METHODS: Patients under 17 years old undergoing assessment at 12 Japanese pediatric centers between November 2016 and February 2018 were prospectively enrolled and divided into groups with UC, Crohn’s disease (CD), intestinal disease control (IC), and healthy control (HC).
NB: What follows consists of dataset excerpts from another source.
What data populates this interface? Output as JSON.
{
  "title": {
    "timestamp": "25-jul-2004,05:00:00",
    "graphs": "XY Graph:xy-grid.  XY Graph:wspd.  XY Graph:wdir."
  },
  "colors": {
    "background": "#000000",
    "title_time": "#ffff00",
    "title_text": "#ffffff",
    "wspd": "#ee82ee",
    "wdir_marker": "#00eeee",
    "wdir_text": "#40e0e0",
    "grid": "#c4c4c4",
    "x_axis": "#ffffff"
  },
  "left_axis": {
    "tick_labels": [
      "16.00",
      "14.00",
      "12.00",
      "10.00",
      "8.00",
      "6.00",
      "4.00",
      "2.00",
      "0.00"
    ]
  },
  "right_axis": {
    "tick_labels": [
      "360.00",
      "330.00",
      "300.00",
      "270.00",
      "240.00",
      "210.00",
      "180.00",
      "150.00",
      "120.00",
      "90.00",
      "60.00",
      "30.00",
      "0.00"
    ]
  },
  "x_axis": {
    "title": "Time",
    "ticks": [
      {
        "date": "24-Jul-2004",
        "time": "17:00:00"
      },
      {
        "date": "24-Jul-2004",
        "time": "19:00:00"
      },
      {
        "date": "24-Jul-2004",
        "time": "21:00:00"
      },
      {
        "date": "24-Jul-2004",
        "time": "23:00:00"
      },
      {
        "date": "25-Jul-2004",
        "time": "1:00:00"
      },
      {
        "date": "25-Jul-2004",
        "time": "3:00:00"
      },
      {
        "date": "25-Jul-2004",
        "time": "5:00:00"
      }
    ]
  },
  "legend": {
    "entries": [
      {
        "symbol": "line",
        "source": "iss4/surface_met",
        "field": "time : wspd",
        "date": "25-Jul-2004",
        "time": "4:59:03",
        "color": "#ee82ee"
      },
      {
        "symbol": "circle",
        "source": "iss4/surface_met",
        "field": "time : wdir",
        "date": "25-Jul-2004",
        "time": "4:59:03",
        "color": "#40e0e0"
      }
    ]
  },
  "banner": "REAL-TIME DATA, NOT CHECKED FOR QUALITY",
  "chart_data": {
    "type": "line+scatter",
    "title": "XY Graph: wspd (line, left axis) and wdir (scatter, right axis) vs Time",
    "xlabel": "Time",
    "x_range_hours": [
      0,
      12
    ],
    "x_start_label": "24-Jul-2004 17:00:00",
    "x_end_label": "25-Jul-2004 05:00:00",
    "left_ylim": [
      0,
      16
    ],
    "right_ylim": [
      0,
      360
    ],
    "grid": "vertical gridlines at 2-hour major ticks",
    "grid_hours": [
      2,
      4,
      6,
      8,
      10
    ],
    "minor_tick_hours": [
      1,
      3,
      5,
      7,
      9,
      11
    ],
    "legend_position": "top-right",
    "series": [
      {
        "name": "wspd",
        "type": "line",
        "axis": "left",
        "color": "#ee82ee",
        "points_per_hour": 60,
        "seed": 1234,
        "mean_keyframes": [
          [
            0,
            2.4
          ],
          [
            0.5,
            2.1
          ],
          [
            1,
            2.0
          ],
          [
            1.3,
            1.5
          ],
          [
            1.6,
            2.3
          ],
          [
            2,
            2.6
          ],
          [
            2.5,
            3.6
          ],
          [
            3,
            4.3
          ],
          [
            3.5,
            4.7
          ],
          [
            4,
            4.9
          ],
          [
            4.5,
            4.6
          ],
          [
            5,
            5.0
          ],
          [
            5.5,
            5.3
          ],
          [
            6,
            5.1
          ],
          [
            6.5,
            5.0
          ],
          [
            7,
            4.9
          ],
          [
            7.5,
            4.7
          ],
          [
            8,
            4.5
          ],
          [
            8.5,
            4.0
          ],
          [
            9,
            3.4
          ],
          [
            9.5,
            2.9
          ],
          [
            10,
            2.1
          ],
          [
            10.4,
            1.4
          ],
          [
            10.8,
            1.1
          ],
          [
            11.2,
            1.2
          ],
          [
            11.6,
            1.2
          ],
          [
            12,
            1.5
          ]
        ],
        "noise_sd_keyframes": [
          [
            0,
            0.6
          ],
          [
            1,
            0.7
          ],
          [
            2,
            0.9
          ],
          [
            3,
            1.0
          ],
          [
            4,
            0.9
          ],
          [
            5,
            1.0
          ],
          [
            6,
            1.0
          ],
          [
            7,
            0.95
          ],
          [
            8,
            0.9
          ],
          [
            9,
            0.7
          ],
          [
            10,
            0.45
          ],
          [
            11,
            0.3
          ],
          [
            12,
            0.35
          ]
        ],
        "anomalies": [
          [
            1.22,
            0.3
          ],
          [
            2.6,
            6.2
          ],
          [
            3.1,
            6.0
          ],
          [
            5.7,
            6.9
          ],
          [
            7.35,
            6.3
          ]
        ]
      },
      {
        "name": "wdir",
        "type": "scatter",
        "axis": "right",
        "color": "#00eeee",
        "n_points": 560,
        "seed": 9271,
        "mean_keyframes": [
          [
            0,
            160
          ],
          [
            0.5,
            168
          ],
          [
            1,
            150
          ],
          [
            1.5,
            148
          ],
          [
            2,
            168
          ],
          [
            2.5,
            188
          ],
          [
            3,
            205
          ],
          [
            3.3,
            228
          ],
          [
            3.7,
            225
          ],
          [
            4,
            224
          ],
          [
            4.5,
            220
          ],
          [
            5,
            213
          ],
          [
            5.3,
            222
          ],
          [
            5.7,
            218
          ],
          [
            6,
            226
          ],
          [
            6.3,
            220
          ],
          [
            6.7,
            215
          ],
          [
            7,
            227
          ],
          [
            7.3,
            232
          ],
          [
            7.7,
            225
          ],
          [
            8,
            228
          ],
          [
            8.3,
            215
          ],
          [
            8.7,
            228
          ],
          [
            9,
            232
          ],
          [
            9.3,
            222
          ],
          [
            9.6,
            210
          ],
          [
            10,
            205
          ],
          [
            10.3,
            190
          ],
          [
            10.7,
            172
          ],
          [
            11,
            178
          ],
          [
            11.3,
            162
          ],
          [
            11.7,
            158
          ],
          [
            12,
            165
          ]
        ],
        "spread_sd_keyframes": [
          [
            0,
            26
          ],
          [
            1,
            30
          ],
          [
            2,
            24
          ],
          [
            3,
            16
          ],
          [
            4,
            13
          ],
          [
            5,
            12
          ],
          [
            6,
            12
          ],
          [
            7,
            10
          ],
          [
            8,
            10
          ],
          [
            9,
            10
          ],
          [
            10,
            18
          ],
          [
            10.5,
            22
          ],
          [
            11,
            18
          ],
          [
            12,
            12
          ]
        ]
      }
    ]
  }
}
Serum PR3-ANCA and MPO-ANCA were analyzed using chemiluminescence enzyme immunoassay kits.
RESULTS: Sera from 367 patients (148 with UC at a median age of 12 years; 120 with CD, 13 years; 56 with IC, 10.5 years; and 43 with HC, 10 years) were examined. Median PR3-ANCA values in UC (1.6 U/mL) were greater than in CD (0.2; P<0.001), IC (0.15; P<0.001), and HC (0.1; P<0.001). In receiver operating characteristic (ROC) curve analyses, the area under the curve for PR3-ANCA was 0.79, significantly greater than for MPO-ANCA (0.58; P<0.001). Using a cutoff value of 0.8 U/mL determined from the ROC analyses, PR3-ANCA showed significantly greater sensitivity (64.9%) than MPO-ANCA (cutoff, 0.2 U/mL; sensitivity, 19.6%; P<0.001) and good specificity (83.6%).
CONCLUSIONS: In Japanese children and adolescents, PR3-ANCA performed better as a serologic marker for diagnosis of UC than MPO-ANCA. To our knowledge, this is the first report of such a comparison.